While higher premiums and investment income supported the year-over-year top-line growth of 22%, net realized investment gains tanked 38.3%. Moreover, operating expenses rose 22.7%, along with an increase in interest and tax expenses. Additionally, a rise in loss reserves and cost of acquisitions led to an operating cash outflow of $243.5 million from against an inflow of $398.7 million in the year-ago period, thereby limiting share buybacks.

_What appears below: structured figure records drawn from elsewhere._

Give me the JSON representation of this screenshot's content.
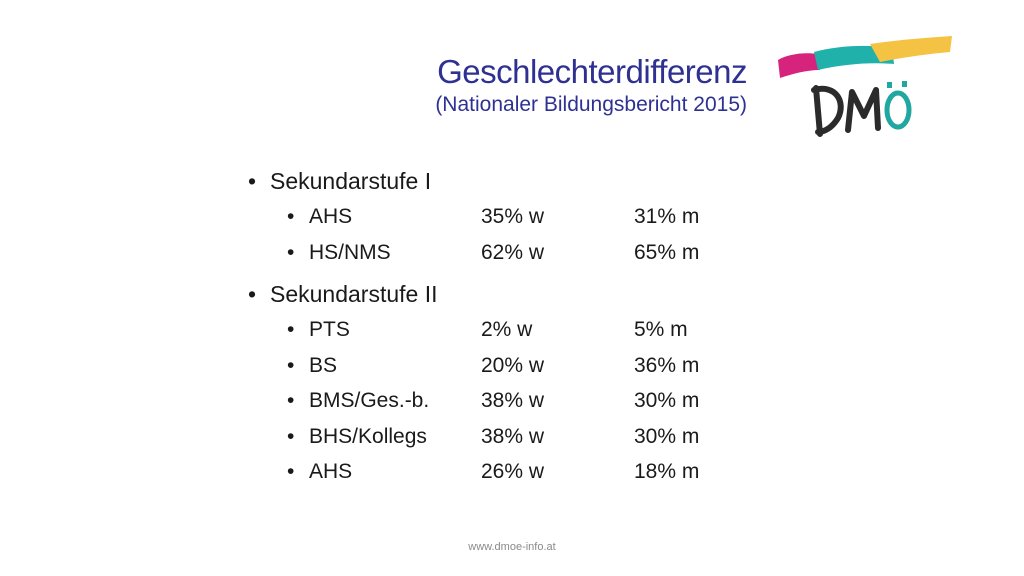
{
  "header": {
    "title": "Geschlechterdifferenz",
    "subtitle": "(Nationaler Bildungsbericht 2015)"
  },
  "logo": {
    "text": "DMÖ",
    "colors": {
      "pink": "#d6247c",
      "teal": "#20b2aa",
      "yellow": "#f5c343",
      "letters": "#2b2b2b",
      "umlaut": "#1fa7a0"
    }
  },
  "bullet_glyph": "•",
  "groups": [
    {
      "label": "Sekundarstufe I",
      "rows": [
        {
          "name": "AHS",
          "w": "35% w",
          "m": "31% m"
        },
        {
          "name": "HS/NMS",
          "w": "62% w",
          "m": "65% m"
        }
      ]
    },
    {
      "label": "Sekundarstufe II",
      "rows": [
        {
          "name": "PTS",
          "w": "2% w",
          "m": "5% m"
        },
        {
          "name": "BS",
          "w": "20% w",
          "m": "36% m"
        },
        {
          "name": "BMS/Ges.-b.",
          "w": "38% w",
          "m": "30% m"
        },
        {
          "name": "BHS/Kollegs",
          "w": "38% w",
          "m": "30% m"
        },
        {
          "name": "AHS",
          "w": "26% w",
          "m": "18% m"
        }
      ]
    }
  ],
  "footer": {
    "url": "www.dmoe-info.at"
  }
}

Markel is focused on expansion through the recent acquisitions of Alterra in May 2013 for about $3.3 billion, Abbey Protection Plc in Jan 2014 for $190.7 million, Cottrell Inc. in Jul 2014 for $130 million as well as Tromp-Pol Baking Equipment BV (Vanderpol) and Den Boer Baking Systems BV (Den Boer) in Aug 2014. However, these acquisitions have weighed on the company's financial leverage (with debt-to-capital ratio of 24% at Jun 2014-end) and cash flows.

Moreover, Markel faces the brunt of unfavorable reserve developments, which continues to hurt underwriting results in the property-casualty operations, which are already bracing competition. Overall, weak fundamental growth prospects amid significant underwriting and investment risks have failed to enlist any positive investor sentiment for the upcoming quarter as well.

Meanwhile, the Zacks Consensus Estimate for 2014 and 2015 declined 18.3% and 8.6% to $19.16 and $23.09 per share, respectively, in the last 30 days. There was no upward estimate revision for both the years over the same time frame. Moreover, on a year-over-year basis, earnings are expected to dip 0.2% in 2014.

Insurers That Warrant a Look

While we prefer to avoid Markelfor the time being, better-ranked insurers such as Global Indemnity Plc (GBLI), Mercury General Corp. (MCY) and Endurance Specialty Holdings Ltd. (ENH) are worth considering. All these stocks sport a Zacks Rank #1 (Strong Buy).